Am I confused? Mixing up Afghanistan with the oil spill (actually gush)? Well, in fact, in a way I am confused. Too much of what I read in the news today sounds very discouraging especially because it makes me remember so many parallels with the past. Actually, all kinds of folks are comparing the conflict between our President and his General with Truman and MacArthur. I am a great believer in the principle that the meaning of events is context dependent. That's a hard concept for many, especially our "friends" on the right because they have a very simplistic world model. They like absolutes. The context for evaluating today's civilian vs military encounter is the same context for evaluating the meaning of what is going on with the gusher in the Gulf. They both are part of today's' administration and build on the events of the past one. They both have a lot to do with how Obama will be seen years down the road. They both have to do with our situation as a Nation in a world that has deep pressing problems and needs desperately to deal with them. Read on below and I'll explain what I mean.
History has revealed itself to us in the past few decades in a way that deals with certain things we questioned, exposing their answers all too plainly. Anyone who can assign a cyclic theory to this is missing what we are all about. Global warming is real. The growing number of foods and water sources that are being poisoned as we try to feed still more people is another thing that is evolving. It is not part of some mysterious cycle. Even the "war" in Afghanistan has a clearer and clearer context as part of an evolving circumstance not to be dismissed as just another war.
When we went into Korea we were a different nation in a different world. We were newly arrogant about our nuclear weapons and MacArthur thought we should use them. Thankfully, President Truman disagreed. We all know that story. The real question is what did we learn from that? We watched the French fail in Indochina and then went right in after them and we failed. Now we have the luxury of repeating what the late USSR learned in Afghanistan. But this time it is different. We were attacked on 9/11. The culprits are there. Somehow that makes things different. Real or not there are those differences.
Meanwhile the oil keeps gushing and there is setback after setback in the attempts to stop it.
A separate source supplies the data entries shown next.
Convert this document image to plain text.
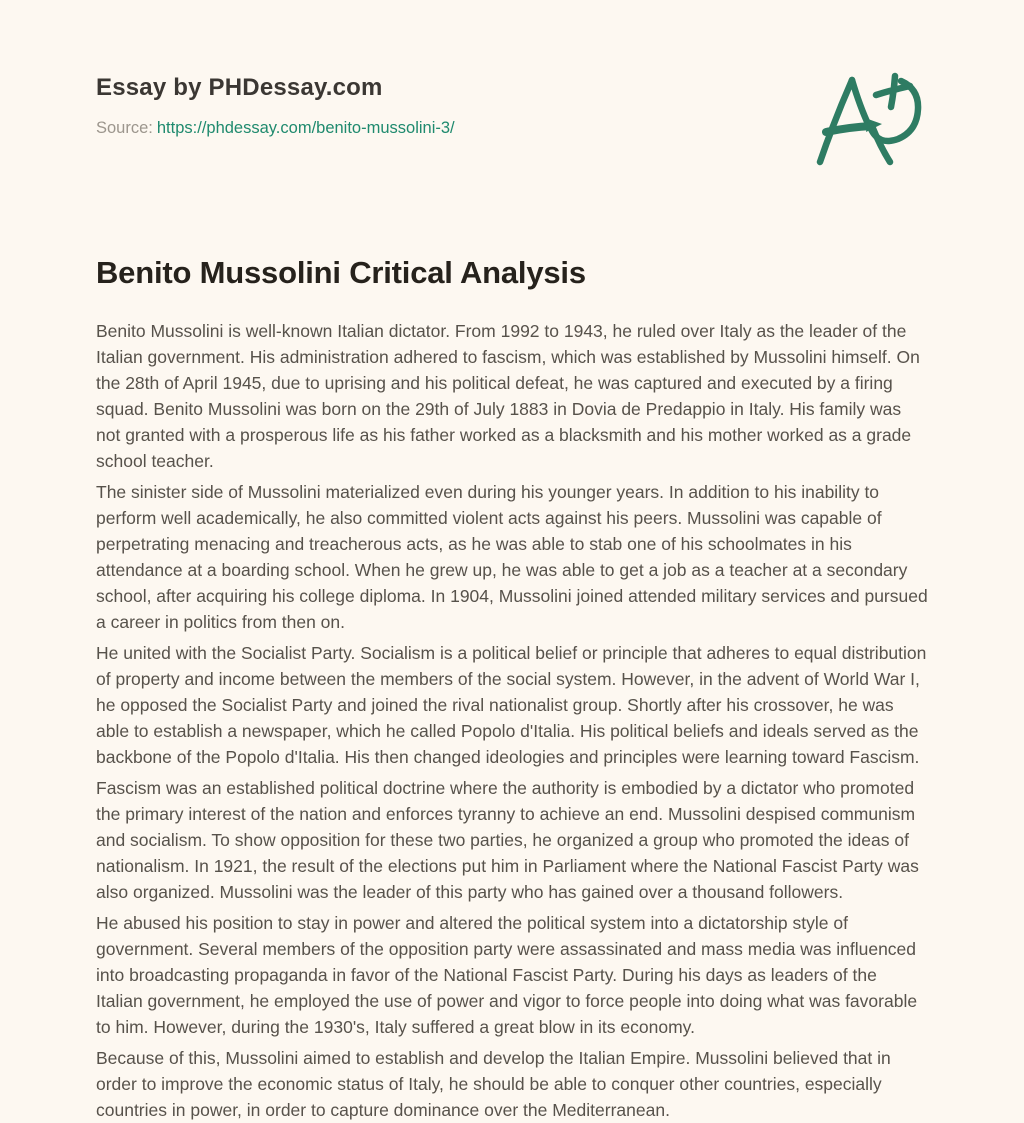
Essay by PHDessay.com
Source: https://phdessay.com/benito-mussolini-3/
Benito Mussolini Critical Analysis

Benito Mussolini is well-known Italian dictator. From 1992 to 1943, he ruled over Italy as the leader of the Italian government. His administration adhered to fascism, which was established by Mussolini himself. On the 28th of April 1945, due to uprising and his political defeat, he was captured and executed by a firing squad. Benito Mussolini was born on the 29th of July 1883 in Dovia de Predappio in Italy. His family was not granted with a prosperous life as his father worked as a blacksmith and his mother worked as a grade school teacher.

The sinister side of Mussolini materialized even during his younger years. In addition to his inability to perform well academically, he also committed violent acts against his peers. Mussolini was capable of perpetrating menacing and treacherous acts, as he was able to stab one of his schoolmates in his attendance at a boarding school. When he grew up, he was able to get a job as a teacher at a secondary school, after acquiring his college diploma. In 1904, Mussolini joined attended military services and pursued a career in politics from then on.

He united with the Socialist Party. Socialism is a political belief or principle that adheres to equal distribution of property and income between the members of the social system. However, in the advent of World War I, he opposed the Socialist Party and joined the rival nationalist group. Shortly after his crossover, he was able to establish a newspaper, which he called Popolo d'Italia. His political beliefs and ideals served as the backbone of the Popolo d'Italia. His then changed ideologies and principles were learning toward Fascism.

Fascism was an established political doctrine where the authority is embodied by a dictator who promoted the primary interest of the nation and enforces tyranny to achieve an end. Mussolini despised communism and socialism. To show opposition for these two parties, he organized a group who promoted the ideas of nationalism. In 1921, the result of the elections put him in Parliament where the National Fascist Party was also organized. Mussolini was the leader of this party who has gained over a thousand followers.

He abused his position to stay in power and altered the political system into a dictatorship style of government. Several members of the opposition party were assassinated and mass media was influenced into broadcasting propaganda in favor of the National Fascist Party. During his days as leaders of the Italian government, he employed the use of power and vigor to force people into doing what was favorable to him. However, during the 1930's, Italy suffered a great blow in its economy.

Because of this, Mussolini aimed to establish and develop the Italian Empire. Mussolini believed that in order to improve the economic status of Italy, he should be able to conquer other countries, especially countries in power, in order to capture dominance over the Mediterranean.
Why compare these two situations? They have some things in common. Some of us believe that there are ways of "winning" in Afghanistan. Some of us believe that technology is able to do that for us. Some of us believe that we can stop the flow of oil. Some of us believe that technology can do that for us.
I believe something very different. There is no way of "winning" this war because there is nothing to win. We are fighting because we are driven to do that by some collective mentality that we can not really control.
There may be a way of stopping the oil flow but I believe that if there were we would have done it by now. Again we are victim of some collective mentality that denies the inevitable running out of oil and the suicidal nature of our consumption of the stuff.
Addicts understand what I am analogizing here. They know that they can look at all the facts, see the futility of their actions and then go right on doing them. they might even sit down and write about the mess they are in. The problem is that they can not break out of the pattern.
I have asked us here to look at ourselves as a Nation. We are worse than addicted to war. We refuse to put even a tiny fraction of our resources into finding peaceful alternatives to solving our problems with others. We consume at a rate that is gluttony at its worst. We do this day by day while doing this "political" stuff as if it were the cure. No it is not. Politics is only going to drag us in deeper. We need to change, not have a leader who brings us change. That failure to change is happening because we want it forced on us not to do the hard work it requires for it to really happen. We need to change. During the Vietnam War a lesson was learned by some. The only power you really have is to say loud and clear "no!". Why is it so hard? Have we really evolved into what we appear to be at this moment? People who have lost the ability to say "no!". Then we are truly no longer free people. We are slaves to a thing we have created.